Marketing now has access to highly granular data, including the physical
location of an individual, as well as their click, search, social
networking, and detailed buying habits. In addition to the passive and
private parsing of prior purchase patterns, however, people now proactively
and publicly post their personal preferences: data has become "social."
This course explores the implications of what is called the "Social Data
Revolution" on marketing:
How can we offer customers better recommendations, based on their
own behavior and the behavior of their friends?
How can reputation systems help with decisions about whom to trust?
In an environment where customers increasingly reject traditional
one-to-many and one-size-fits-all marketing, how can we treat customers as
the individuals they are?
What are the benefits of such personalized interactions ... and what
are the risks?
We also discuss more technical aspects of the data revolution:
What data can we collect? Who owns this data? In this network
economy, what does it actually mean to own data?
How do we add a network term to the customer lifetime value formula, to reflect the strong influence on peers and friends?
As communication costs essentially approach zero, social costs and attention costs have become dominant. How do we optimize the
virality of a campaign while taking social costs into account?
Cognitive and psychological aspects have become measurable and actionable at the level of
the individual:
How can we design incentives to encourage participation?
What is the customer's ROPE (Return on Personal Engagement)?

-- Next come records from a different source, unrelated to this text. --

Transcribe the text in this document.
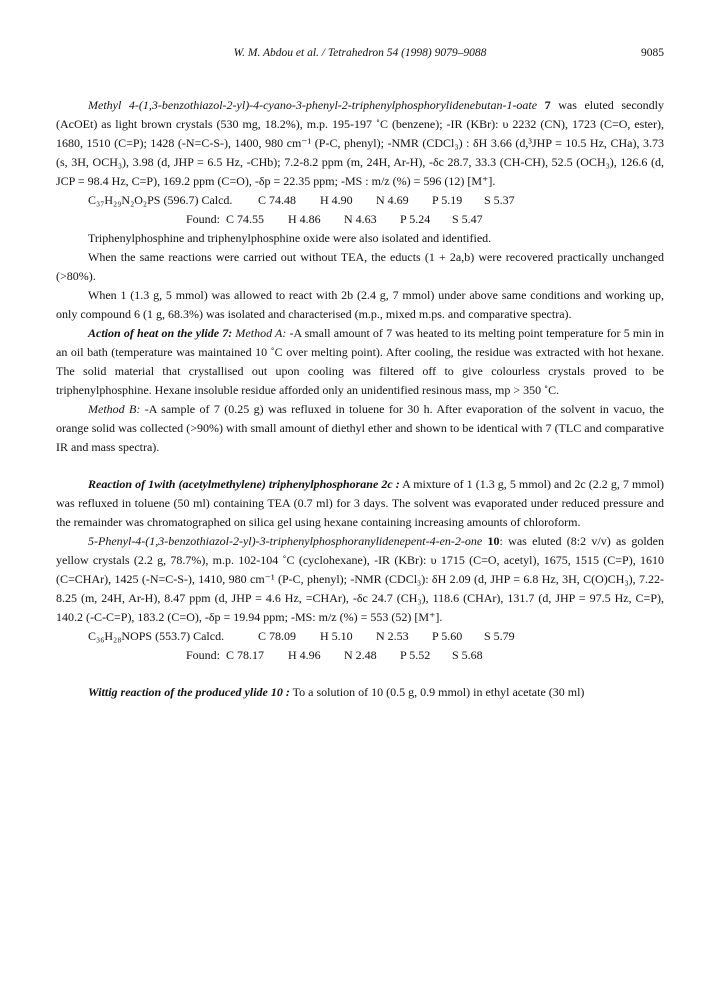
W. M. Abdou et al. / Tetrahedron 54 (1998) 9079–9088	9085

Methyl 4-(1,3-benzothiazol-2-yl)-4-cyano-3-phenyl-2-triphenylphosphorylidenebutan-1-oate 7 was eluted secondly (AcOEt) as light brown crystals (530 mg, 18.2%), m.p. 195-197 ˚C (benzene); -IR (KBr): υ 2232 (CN), 1723 (C=O, ester), 1680, 1510 (C=P); 1428 (-N=C-S-), 1400, 980 cm⁻¹ (P-C, phenyl); -NMR (CDCl₃) : δH 3.66 (d,³JHP = 10.5 Hz, CHa), 3.73 (s, 3H, OCH₃), 3.98 (d, JHP = 6.5 Hz, -CHb); 7.2-8.2 ppm (m, 24H, Ar-H), -δc 28.7, 33.3 (CH-CH), 52.5 (OCH₃), 126.6 (d, JCP = 98.4 Hz, C=P), 169.2 ppm (C=O), -δp = 22.35 ppm; -MS : m/z (%) = 596 (12) [M⁺].

C₃₇H₂₉N₂O₂PS (596.7) Calcd.	C 74.48	H 4.90	N 4.69	P 5.19	S 5.37
Found: C 74.55	H 4.86	N 4.63	P 5.24	S 5.47

Triphenylphosphine and triphenylphosphine oxide were also isolated and identified.

When the same reactions were carried out without TEA, the educts (1 + 2a,b) were recovered practically unchanged (>80%).

When 1 (1.3 g, 5 mmol) was allowed to react with 2b (2.4 g, 7 mmol) under above same conditions and working up, only compound 6 (1 g, 68.3%) was isolated and characterised (m.p., mixed m.ps. and comparative spectra).

Action of heat on the ylide 7: Method A: -A small amount of 7 was heated to its melting point temperature for 5 min in an oil bath (temperature was maintained 10 ˚C over melting point). After cooling, the residue was extracted with hot hexane. The solid material that crystallised out upon cooling was filtered off to give colourless crystals proved to be triphenylphosphine. Hexane insoluble residue afforded only an unidentified resinous mass, mp > 350 ˚C.

Method B: -A sample of 7 (0.25 g) was refluxed in toluene for 30 h. After evaporation of the solvent in vacuo, the orange solid was collected (>90%) with small amount of diethyl ether and shown to be identical with 7 (TLC and comparative IR and mass spectra).

Reaction of 1with (acetylmethylene) triphenylphosphorane 2c : A mixture of 1 (1.3 g, 5 mmol) and 2c (2.2 g, 7 mmol) was refluxed in toluene (50 ml) containing TEA (0.7 ml) for 3 days. The solvent was evaporated under reduced pressure and the remainder was chromatographed on silica gel using hexane containing increasing amounts of chloroform.

5-Phenyl-4-(1,3-benzothiazol-2-yl)-3-triphenylphosphoranylidenepent-4-en-2-one 10: was eluted (8:2 v/v) as golden yellow crystals (2.2 g, 78.7%), m.p. 102-104 ˚C (cyclohexane), -IR (KBr): υ 1715 (C=O, acetyl), 1675, 1515 (C=P), 1610 (C=CHAr), 1425 (-N=C-S-), 1410, 980 cm⁻¹ (P-C, phenyl); -NMR (CDCl₃): δH 2.09 (d, JHP = 6.8 Hz, 3H, C(O)CH₃), 7.22-8.25 (m, 24H, Ar-H), 8.47 ppm (d, JHP = 4.6 Hz, =CHAr), -δc 24.7 (CH₃), 118.6 (CHAr), 131.7 (d, JHP = 97.5 Hz, C=P), 140.2 (-C-C=P), 183.2 (C=O), -δp = 19.94 ppm; -MS: m/z (%) = 553 (52) [M⁺].

C₃₆H₂₈NOPS (553.7) Calcd.	C 78.09	H 5.10	N 2.53	P 5.60	S 5.79
Found: C 78.17	H 4.96	N 2.48	P 5.52	S 5.68

Wittig reaction of the produced ylide 10 : To a solution of 10 (0.5 g, 0.9 mmol) in ethyl acetate (30 ml)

This course distills insights gleaned from my experience with a wide range of customer-centric organizations. Some friends in the industry are also coming to class, complementing the curriculum with their own practical experience. (I usually tell them not to prepare a speech, but to be ready for a conversation with the class on topics they are excited about). For the Thursday FT course, we expect the following visitors:
Ted Shelton, CEO of The Conversation Group, who will share his experiences in dealing with clients who feel a need for Marketing 2.x, since traditional interrupt marketing has essentially stopped working for them. 02 April
Peter Hirshberg, Technorati co-founder and former Apple marketing executive, who will discuss the impact of social media on traditional companies, including transforming BestBuy (Google Zeitgeist, DLD'09). 09 April
Mark Choey, cofounder and partner of Climb Real Estate Group, a rapidly growing real estate group in San Francisco that leverages Marketing 2.x ideas very successfully, will explain what worked and what didn't, and give his vision of the future. He also co-founded the real estate development blog SF New Developments.16 April
David Riemer, Executive-in-Residence, Haas Institute for Business Innovation, and former Vice President of Marketing at Yahoo discusses the role customers play in evolving the product, including the feedback mechanisms in Web 2.0. 23 April
Sean Ammirati, CEO of mSpoke and Walker Fenton (NewsGator), who will reveal the next generation of tools for corporations to create actionable insights from the live web, and leverage the collective intelligence of their workforce behind the firewall. 30 April
For the two days of the Sunday EW course, we will have:
Bjoern Woltermann, Head of Social Media Services and Community at Scout24, the European conglomerate of Web2.0 companies across major verticals (real estate, jobs, dating, cars, travel). 05 April
Seth Goldstein, CEO of SocialMedia, formerly of RootNetworks and Majestic Research. Besides being a true visionary and deep thinker, he has generously agreed to sponsor the word of mouth assignment by providing the tools and expertise to make this a relevant and effective learning experience. 26 April
Dr. Andreas Weigend was chief scientist of Amazon.com, where he helped
create a customer-centric, measurement-focused culture. He now works with
exciting firms, leveraging the principles of
the social data revolution for product innovation and new business models.
The companies that have benefitted from his input range from
Best Buy (incentivizing employees and customers to create content) to gay.com (designing algorithms for discovering and matching people), Lufthansa (innovating their frequent flier program), Alibaba (coaching the company towards a data-focused organization), MySpace (monetizing the social graph), and Nokia (advising on data strategy and digital marketing).
Andreas is passionate about the Social Data Revolution. In addition to
sharing his passion through his teaching and writing, he gives keynotes at
international events. In 2009, he is scheduled to appear alongside
individuals including Philip Kotler, Dan Ariely, and others.
As a doctoral student in physics at Stanford, Andreas analyzed and explained
the traces of elementary particles. As an associate professor at NYU's Stern
School of Business, he turned to the traces of traders on Wall Street, and
subsequently to the traces of users on the web. He has published more than
100 scientific papers, and shares his insights at Berkeley (Marketing 2.x),
Stanford (Data Mining and Electronic Business), and Tsinghua/INSEAD (The
Digital Networked Economy).
Andreas lives in San Francisco, Shanghai, and on weigend.com.